I really like this guy at my school, and I think he likes me too. I think we both know that we like each other too, but that we just both haven't had the courage to ask the other person out. I've never asked a guy out before, so I'm kind of nervous, partly about how to ask without sounding stupid, I guess. But mostly my nerves are based on paranoia that I know probably isn't logical, but still scares me anyway.
I've only been in one relationship before. It ended very badly due to both stupid decisions and lack of knoweledge on my part, and in retrospect, probably never should have happened in the 1st place, for the same reasons. I don't want to go into the details because it's a very long story, but basically I learned the hard way that you shouldn't have a relationship when a) there is a big age difference, at least not in highschool, b)you're not good friends and c)you havn't known him very long.
I know that this experience shouldn't affect a crush on a guy my age who i've been friends with for over a year, but I'm still scared anyway. I'm afraid of doing anything about it at all, i guess, because everything I did before only made everything worse, and I don't want to do something stupid again and cause yet another disaster.

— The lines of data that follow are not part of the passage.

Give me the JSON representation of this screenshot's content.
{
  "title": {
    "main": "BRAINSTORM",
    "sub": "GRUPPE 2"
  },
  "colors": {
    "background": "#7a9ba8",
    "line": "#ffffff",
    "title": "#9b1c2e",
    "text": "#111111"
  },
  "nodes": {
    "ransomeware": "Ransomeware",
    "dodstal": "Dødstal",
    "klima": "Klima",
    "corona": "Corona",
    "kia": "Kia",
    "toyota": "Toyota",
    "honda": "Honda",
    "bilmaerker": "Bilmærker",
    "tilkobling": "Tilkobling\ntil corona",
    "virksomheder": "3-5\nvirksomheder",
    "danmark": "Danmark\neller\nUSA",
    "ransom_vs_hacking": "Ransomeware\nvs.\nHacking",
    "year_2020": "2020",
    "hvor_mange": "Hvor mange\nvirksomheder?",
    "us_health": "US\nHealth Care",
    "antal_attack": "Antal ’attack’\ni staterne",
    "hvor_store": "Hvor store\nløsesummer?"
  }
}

My best friend knows about my experience and understands why I'm scared. A few of my other friends, though, know I like this guy, but don't know about what happened to me before. They can't see why I haven't asked this guy out yet. One friend in particular. She keeps bugging me and bugging me and wont stop. Every time I see her: "Did you ask him yet?", "When are you going to ask him?", "If you don't soon I'm going to ask him for you."
How do I explain to her why I'm afraid with out explaining the whole situation? (which no one but my best friend knows about, it happened at summer camp). Or should I just overcome my irrational fears and ask him and hope for the best?
Thank you so much for taking the time to read this, and sorry it's so long!